Cosa ha determinato il calo
Il rallentamento su base tendenziale dell’inflazione è dovuto, come spiega Istat, prevalentemente ai prezzi dei beni energetici, (che, pur mantenendo una crescita molto sostenuta, passano da +67,6% di novembre a +64,7%), in particolare della componente non regolamentata (da +69,9% a +63,3%). In calo anche i prezzi dei beni alimentari non lavorati (da +11,4% a +9,5%) e dei servizi relativi ai trasporti (da +6,8% a +6,0%).
Il nodo degli energetici
Il dato avrebbe poturo essere migliore se i prezzi dei beni energetici regolamentati fossero stati più contenuti e invece hanno segnato rincari che oscillano tra il +57,9% e il +70,3%. Non accennano a diminuire anche i prezzi dei beni alimentari lavorati (da +14,3% a +14,9%), di quelli dei servizi ricreativi, culturali e per la cura della persona (da +5,5% a +6,2%) e dei servizi relativi alle comunicazioni (da +0,2% a +0,7%).
L’elemento che resta preoccupante è che l’inflazione di fondo (ovvero quella al netto di energetici e alimentari freschi) accelera dal +5,6% a +5,8% ed è proprio questo il dato cui la Bce guarda per valutare e decidere eventuali mosse di politica monetaria.

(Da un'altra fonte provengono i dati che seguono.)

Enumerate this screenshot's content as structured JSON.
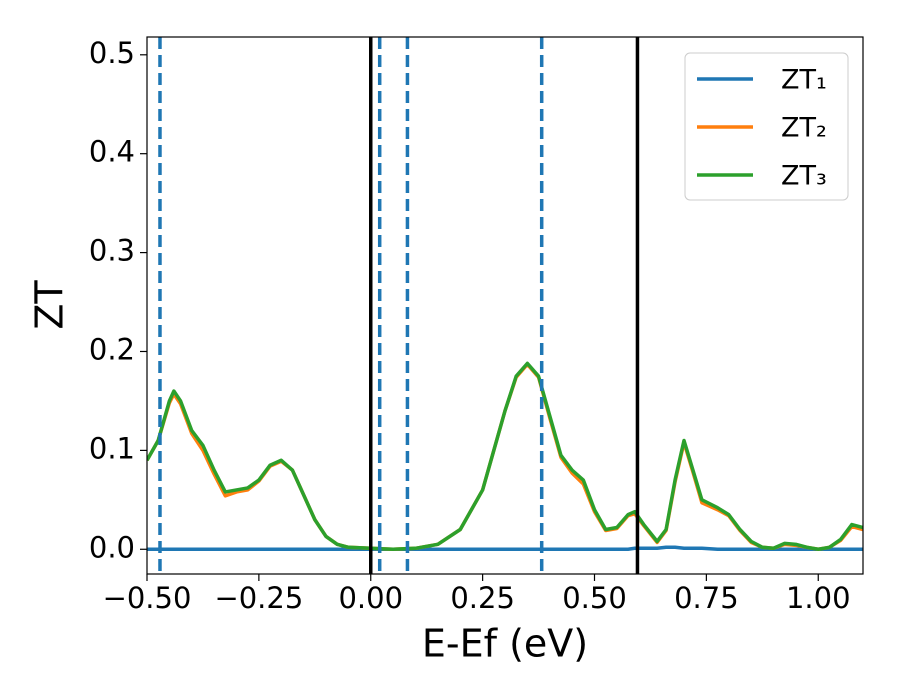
{
  "chart_data": {
    "type": "line",
    "xlabel": "E-Ef (eV)",
    "ylabel": "ZT",
    "xlim": [
      -0.5,
      1.1
    ],
    "ylim": [
      -0.025,
      0.518
    ],
    "xticks": [
      {
        "value": -0.5,
        "label": "−0.50"
      },
      {
        "value": -0.25,
        "label": "−0.25"
      },
      {
        "value": 0,
        "label": "0.00"
      },
      {
        "value": 0.25,
        "label": "0.25"
      },
      {
        "value": 0.5,
        "label": "0.50"
      },
      {
        "value": 0.75,
        "label": "0.75"
      },
      {
        "value": 1,
        "label": "1.00"
      }
    ],
    "yticks": [
      {
        "value": 0,
        "label": "0.0"
      },
      0.1,
      0.2,
      0.3,
      0.4,
      0.5
    ],
    "legend": "upper right",
    "x": [
      -0.5,
      -0.475,
      -0.45,
      -0.44,
      -0.425,
      -0.4,
      -0.375,
      -0.35,
      -0.325,
      -0.3,
      -0.275,
      -0.25,
      -0.225,
      -0.2,
      -0.175,
      -0.15,
      -0.125,
      -0.1,
      -0.075,
      -0.05,
      0,
      0.05,
      0.1,
      0.15,
      0.2,
      0.25,
      0.275,
      0.3,
      0.325,
      0.35,
      0.375,
      0.4,
      0.425,
      0.45,
      0.475,
      0.5,
      0.525,
      0.55,
      0.575,
      0.59,
      0.61,
      0.64,
      0.66,
      0.68,
      0.7,
      0.72,
      0.74,
      0.775,
      0.8,
      0.825,
      0.85,
      0.875,
      0.9,
      0.925,
      0.95,
      0.975,
      1,
      1.025,
      1.05,
      1.075,
      1.1
    ],
    "series": [
      {
        "name": "ZT₁",
        "color": "#1f77b4",
        "values": [
          0,
          0,
          0,
          0,
          0,
          0,
          0,
          0,
          0,
          0,
          0,
          0,
          0,
          0,
          0,
          0,
          0,
          0,
          0,
          0,
          0,
          0,
          0,
          0,
          0,
          0,
          0,
          0,
          0,
          0,
          0,
          0,
          0,
          0,
          0,
          0,
          0,
          0,
          0,
          0.001,
          0.001,
          0.001,
          0.002,
          0.002,
          0.001,
          0.001,
          0.001,
          0,
          0,
          0,
          0,
          0,
          0,
          0,
          0,
          0,
          0,
          0,
          0,
          0,
          0
        ]
      },
      {
        "name": "ZT₂",
        "color": "#ff7f0e",
        "values": [
          0.09,
          0.11,
          0.148,
          0.157,
          0.147,
          0.117,
          0.1,
          0.076,
          0.054,
          0.058,
          0.06,
          0.069,
          0.084,
          0.089,
          0.08,
          0.055,
          0.03,
          0.013,
          0.005,
          0.002,
          0.001,
          0,
          0.001,
          0.005,
          0.02,
          0.06,
          0.1,
          0.14,
          0.174,
          0.187,
          0.174,
          0.133,
          0.093,
          0.077,
          0.066,
          0.038,
          0.019,
          0.021,
          0.034,
          0.036,
          0.024,
          0.007,
          0.019,
          0.068,
          0.108,
          0.078,
          0.047,
          0.04,
          0.034,
          0.019,
          0.007,
          0.002,
          0.001,
          0.005,
          0.004,
          0.002,
          0,
          0.002,
          0.009,
          0.023,
          0.02
        ]
      },
      {
        "name": "ZT₃",
        "color": "#2ca02c",
        "values": [
          0.09,
          0.11,
          0.15,
          0.16,
          0.15,
          0.12,
          0.105,
          0.08,
          0.058,
          0.06,
          0.062,
          0.07,
          0.085,
          0.09,
          0.08,
          0.055,
          0.03,
          0.013,
          0.005,
          0.002,
          0.001,
          0,
          0.001,
          0.005,
          0.02,
          0.06,
          0.1,
          0.14,
          0.175,
          0.188,
          0.175,
          0.135,
          0.095,
          0.08,
          0.07,
          0.04,
          0.02,
          0.022,
          0.035,
          0.038,
          0.025,
          0.008,
          0.02,
          0.07,
          0.11,
          0.08,
          0.05,
          0.042,
          0.035,
          0.02,
          0.008,
          0.002,
          0.001,
          0.006,
          0.005,
          0.002,
          0,
          0.002,
          0.01,
          0.025,
          0.022
        ]
      }
    ],
    "vlines": [
      {
        "x": -0.471,
        "color": "#1f77b4",
        "style": "dashed"
      },
      {
        "x": 0.02,
        "color": "#1f77b4",
        "style": "dashed"
      },
      {
        "x": 0.082,
        "color": "#1f77b4",
        "style": "dashed"
      },
      {
        "x": 0.382,
        "color": "#1f77b4",
        "style": "dashed"
      },
      {
        "x": 0,
        "color": "#000000",
        "style": "solid"
      },
      {
        "x": 0.596,
        "color": "#000000",
        "style": "solid"
      }
    ]
  }
}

Cosa pesa di più nel carrello degli italiani
A registrare la variazione tendenziale maggiore è ancora una volta la voce abitazione, acqua, elettricità e combustibili: +54,5%. Seguono i prodotti alimentari e bevande (+13,1%) e i servizi ricettivi e di ristorazione (+8,1%) e i mobili, articoli e servizi per la casa (+7,6%).
L’istituto nazionale di statistica spiega che “Nel 2022 i prezzi al consumo hanno registrato una crescita in media d’anno di +8,1%, segnando l’aumento più ampio dal 1985 (quando fu pari a +9,2%). In base alle stime preliminari l’inflazione acquisita, o trascinamento, per il 2023 (ossia la crescita media che si avrebbe nell’anno se i prezzi rimanessero stabili fino al prossimo dicembre) è pari a +5,1%, ben più ampia di quella osservata per il 2022, quando fu pari a +1,8%”.
Torna a crescere il potere d’acquisto delle famiglie
Torna a riprendere lentamente quota anche potere d’acquisto delle famiglie sebbene ancora frenato dai prezzi. Nel terzo trimestre 2022 infatti il reddito delle famiglie consumatrici è aumentato in termini nominali dell’1,9% rispetto al trimestre precedente, mentre i consumi finali sono cresciuti del 4,1%. Il potere d’acquisto delle famiglie, frenato dalla crescita dei prezzi, è tuttavia cresciuto sul trimestre precedente dello 0,3%. In un simile contesto non può che diminuire anche la propensione al risparmio stimata al 7,1%, in calo di 1,9 punti rispetto al trimestre precedente.
Cosa succede in Europa
Il trend italiano è in linea con il calo generico dell’inflazione in tutta la zona euro dove la crescita dei prezzi rallenta in Spagna, Germania e Francia sebbene a ritmi più sostenuti rispetto all’Italia. A dicembre, infatti, il tasso di inflazione si è assestato al 5,8% in Spagna, al’8,6% in Germania mentre non ha superato il 5,9% in Francia. In calo anche l’inflazione in Portogallo dove è passata al 9,6% rispetto al +9,9% di novembre).